His voice dropped, crackling with vicious heat as it landed on Min-ji, Yeji. "See your spawn at breath-easy tier, max filter level? Mine plays where the poison sludge-pools sparkle pretty. Where the chrome plumbed the sky wastes drop." He threw the glare toward the upstairs room where Haerin dwelled. Dangerously quiet. "Like I played… Just like her Ma… dead." Knuckles popped as fists began to rhythmically clenching and unclenching - instincts ready to strike, pressing pain away.

"Tomorrow." Barely a whisper, piercing the bubble-hum of the cafe. "When Corp-Sec kicks off the clean-sweep this time? Hunting escapee Yeji..." He braced both palms hard down - an act of final occupation.

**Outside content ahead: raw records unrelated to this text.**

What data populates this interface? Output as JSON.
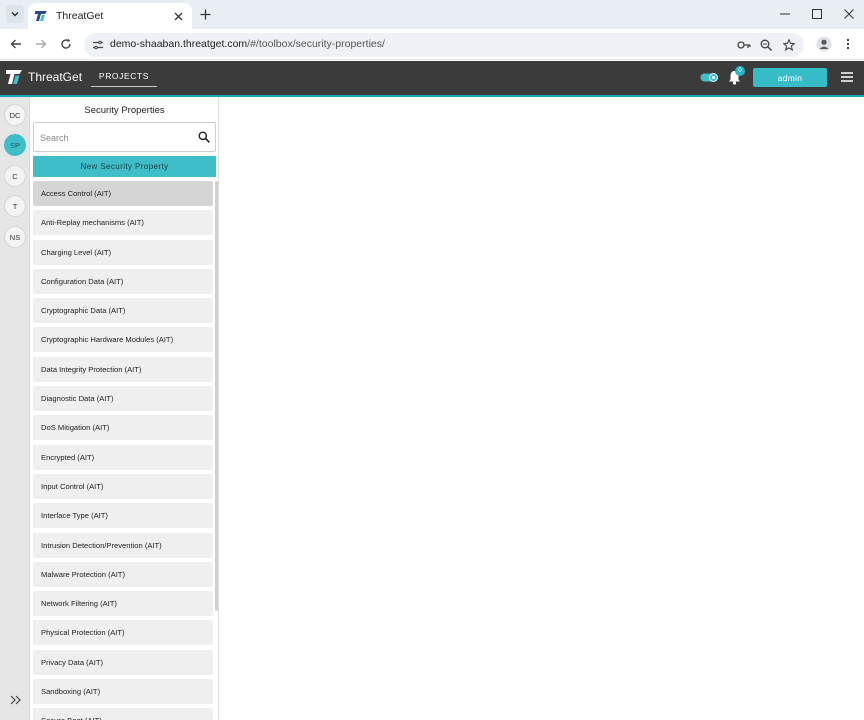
{
  "browser": {
    "tab_title": "ThreatGet",
    "url_host": "demo-shaaban.threatget.com",
    "url_path": "/#/toolbox/security-properties/"
  },
  "app": {
    "name": "ThreatGet",
    "nav_projects": "PROJECTS",
    "notification_count": "0",
    "user_button": "admin",
    "accent_color": "#3fbdc8",
    "header_color": "#3b3b3b"
  },
  "rail": {
    "items": [
      {
        "label": "DC",
        "active": false
      },
      {
        "label": "SP",
        "active": true
      },
      {
        "label": "C",
        "active": false
      },
      {
        "label": "T",
        "active": false
      },
      {
        "label": "NS",
        "active": false
      }
    ]
  },
  "panel": {
    "title": "Security Properties",
    "search_placeholder": "Search",
    "new_button": "New Security Property",
    "items": [
      "Access Control (AIT)",
      "Anti-Replay mechanisms (AIT)",
      "Charging Level (AIT)",
      "Configuration Data (AIT)",
      "Cryptographic Data (AIT)",
      "Cryptographic Hardware Modules (AIT)",
      "Data Integrity Protection (AIT)",
      "Diagnostic Data (AIT)",
      "DoS Mitigation (AIT)",
      "Encrypted (AIT)",
      "Input Control (AIT)",
      "Interface Type (AIT)",
      "Intrusion Detection/Prevention (AIT)",
      "Malware Protection (AIT)",
      "Network Filtering (AIT)",
      "Physical Protection (AIT)",
      "Privacy Data (AIT)",
      "Sandboxing (AIT)",
      "Secure Boot (AIT)"
    ],
    "selected_index": 0
  }
}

Knuckles, washed white by pressure, bled since cracking on the counter slice. Raw bone sanity barely holding purchase. "I will be HERE.**" A magnetic pull rooted Ah-Jin immovable.

Yeji locked eyes. "Guard THIS gutter-spawn of Belt," he enjoined with her. On Min-ji: "My trash shine." Circling Cho lighting a pyre of unresolved plea - betrayal aching palpable. "Our bleeding dirt trench." A hand rises to gently tap the grime-armored torso armor hard at the heart. "Home."

The beads rattles as an up-bound transport passes outside – brief seismic shake rattling stacked bowls. Ah-Jin barely budged.

"Congratulations," muttered Ah-Jin dry as tomb-dust. "Starve your faces down for longer." Skill flickering withdrawal motion for their bowls: any evidence remaining growing increasingly unappetizing. "Eat them, or dump down obscuring sewer." Hung fast now on Cho: "But you all... Leave."